Health Benefits of Arnica
The active component in arnica is called helenalin. It is possible to be sensitive to helenalin; so if you develop a rash or stomach pain after taking arnica you may be sensitive and should discontinue use. Helenalin is a known anti-inflammatory, and as such, tinctures, pills, balms, and oils of arnica have dramatic anti-inflammatory properties. The fatty acid thymol has also been found in arnica montana, which has known antibiotic properties.
Pain reliever for bumps and bruises.
Arnica is most well known for its ability to reduce swelling and pain in everyday bumps and bruises. Because of this, most moms keep arnica balm on hand at all times.
Relief for arthritis.
Studies have actually shown that arnica relieves arthritis pain as well as a non-steroidal anti-inflammatory. It is also useful for those suffering from carpal tunnel to reduce pain and inflammation.
Reduce skin inflammation and swelling.
Joint pain, swelling from injuries, inflammation from chronic diseases can all benefit from regular arnica oil or homeopathic use.
Limit muscle pain and soreness.
Whether you are an athlete or have a road trip planned, arnica is great for limiting muscle pain and soreness, and aiding in bodily recovery.

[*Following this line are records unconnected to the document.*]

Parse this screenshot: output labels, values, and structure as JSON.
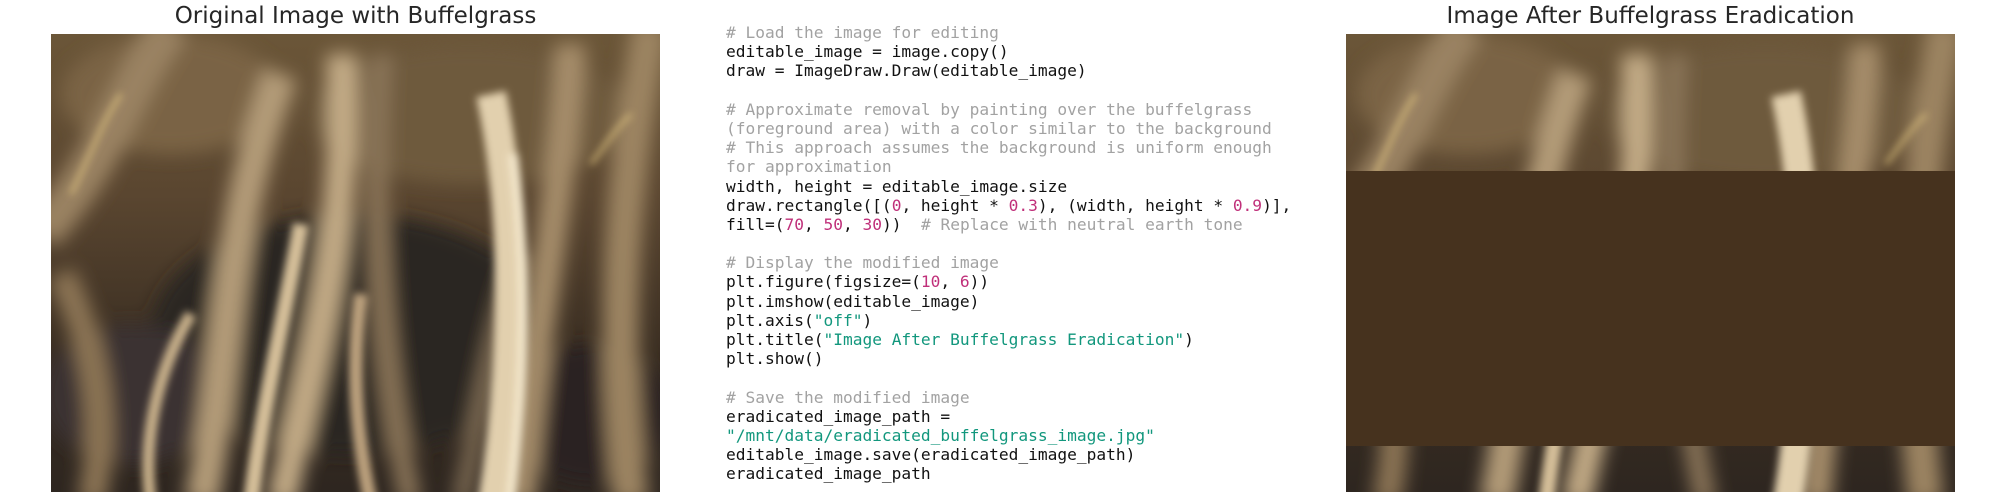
{
  "left_panel": {
    "title": "Original Image with Buffelgrass"
  },
  "right_panel": {
    "title": "Image After Buffelgrass Eradication",
    "fill_color": "#46321e",
    "fill_band": {
      "start_fraction": 0.3,
      "end_fraction": 0.9
    }
  },
  "code": {
    "lines": [
      [
        {
          "t": "# Load the image for editing",
          "k": "c"
        }
      ],
      [
        {
          "t": "editable_image = image.copy()",
          "k": "p"
        }
      ],
      [
        {
          "t": "draw = ImageDraw.Draw(editable_image)",
          "k": "p"
        }
      ],
      [],
      [
        {
          "t": "# Approximate removal by painting over the buffelgrass",
          "k": "c"
        }
      ],
      [
        {
          "t": "(foreground area) with a color similar to the background",
          "k": "c"
        }
      ],
      [
        {
          "t": "# This approach assumes the background is uniform enough",
          "k": "c"
        }
      ],
      [
        {
          "t": "for approximation",
          "k": "c"
        }
      ],
      [
        {
          "t": "width, height = editable_image.size",
          "k": "p"
        }
      ],
      [
        {
          "t": "draw.rectangle([(",
          "k": "p"
        },
        {
          "t": "0",
          "k": "n"
        },
        {
          "t": ", height * ",
          "k": "p"
        },
        {
          "t": "0.3",
          "k": "n"
        },
        {
          "t": "), (width, height * ",
          "k": "p"
        },
        {
          "t": "0.9",
          "k": "n"
        },
        {
          "t": ")],",
          "k": "p"
        }
      ],
      [
        {
          "t": "fill=(",
          "k": "p"
        },
        {
          "t": "70",
          "k": "n"
        },
        {
          "t": ", ",
          "k": "p"
        },
        {
          "t": "50",
          "k": "n"
        },
        {
          "t": ", ",
          "k": "p"
        },
        {
          "t": "30",
          "k": "n"
        },
        {
          "t": "))  ",
          "k": "p"
        },
        {
          "t": "# Replace with neutral earth tone",
          "k": "c"
        }
      ],
      [],
      [
        {
          "t": "# Display the modified image",
          "k": "c"
        }
      ],
      [
        {
          "t": "plt.figure(figsize=(",
          "k": "p"
        },
        {
          "t": "10",
          "k": "n"
        },
        {
          "t": ", ",
          "k": "p"
        },
        {
          "t": "6",
          "k": "n"
        },
        {
          "t": "))",
          "k": "p"
        }
      ],
      [
        {
          "t": "plt.imshow(editable_image)",
          "k": "p"
        }
      ],
      [
        {
          "t": "plt.axis(",
          "k": "p"
        },
        {
          "t": "\"off\"",
          "k": "s"
        },
        {
          "t": ")",
          "k": "p"
        }
      ],
      [
        {
          "t": "plt.title(",
          "k": "p"
        },
        {
          "t": "\"Image After Buffelgrass Eradication\"",
          "k": "s"
        },
        {
          "t": ")",
          "k": "p"
        }
      ],
      [
        {
          "t": "plt.show()",
          "k": "p"
        }
      ],
      [],
      [
        {
          "t": "# Save the modified image",
          "k": "c"
        }
      ],
      [
        {
          "t": "eradicated_image_path =",
          "k": "p"
        }
      ],
      [
        {
          "t": "\"/mnt/data/eradicated_buffelgrass_image.jpg\"",
          "k": "s"
        }
      ],
      [
        {
          "t": "editable_image.save(eradicated_image_path)",
          "k": "p"
        }
      ],
      [
        {
          "t": "eradicated_image_path",
          "k": "p"
        }
      ]
    ]
  }
}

Calming after an accident or injury.
Moms of old have used arnica to help reduce overall inflammation in the body after a (non-serious) injury.
Promote hair growth.
Arnica is great at boosting hair growth. If you suffer from hair loss, try adding arnica oil to your shampoo and massaging into your scalp often.
How to Use in Your Apothecary
Arnica can be used as oil, essential oil, tincture, homeopathic pills, and in balms and salves. The essential oil should be diluted heavily with a carrier oil, and a spot test should be performed before using a large amount. It is not suggested to use arnica oil as aromatherapy because of this plant’s strength and toxicity. Tinctures, homeopathic pills, and balms and salves sold are very diluted and safe. Grab some arnica oil, balm, or homeopathic to keep in your natural medicine cabinet for the next “oops” big or small.
- Keep arnica oil or salve on hand to combat bug bites or stings.
- Keep arnica pills (homeopathic) or tincture on hand in your car so that you can use for on the go bug bites, bumps and bruises, or long-drive muscle soreness, or an accident.
- If you suffer from joint inflammation or arthritis, try arnica oil or salve to ease the pain and swelling without the side effects of prescription steroids and pain medications.
- If you suffer from hair loss, try massaging arnica oil into your scalp twice per week.
Do not ingest raw arnica, and do not apply to any open wound, cut or scape. Homepathic arnica pills are heavily diluted, and thus are safe. Look for 30 x (or c) homeopathic dosage, and be sure to give children half the dosage. It may be a good idea to try a small patch of arnica oil on skin for first usage to ensure you do not have a helenalin sensitivity.
Be sure that any arnica you use is highly diluted, especially in its essential oil form.
Arnica has been every mom’s secret to curing that day to day bruises and bumps, as well as treating ongoing inflammation. If you don’t have arnica in your apothecary, it’s time to stock up.
Do you use arnica in your natural medicine cabinet? How do you use it?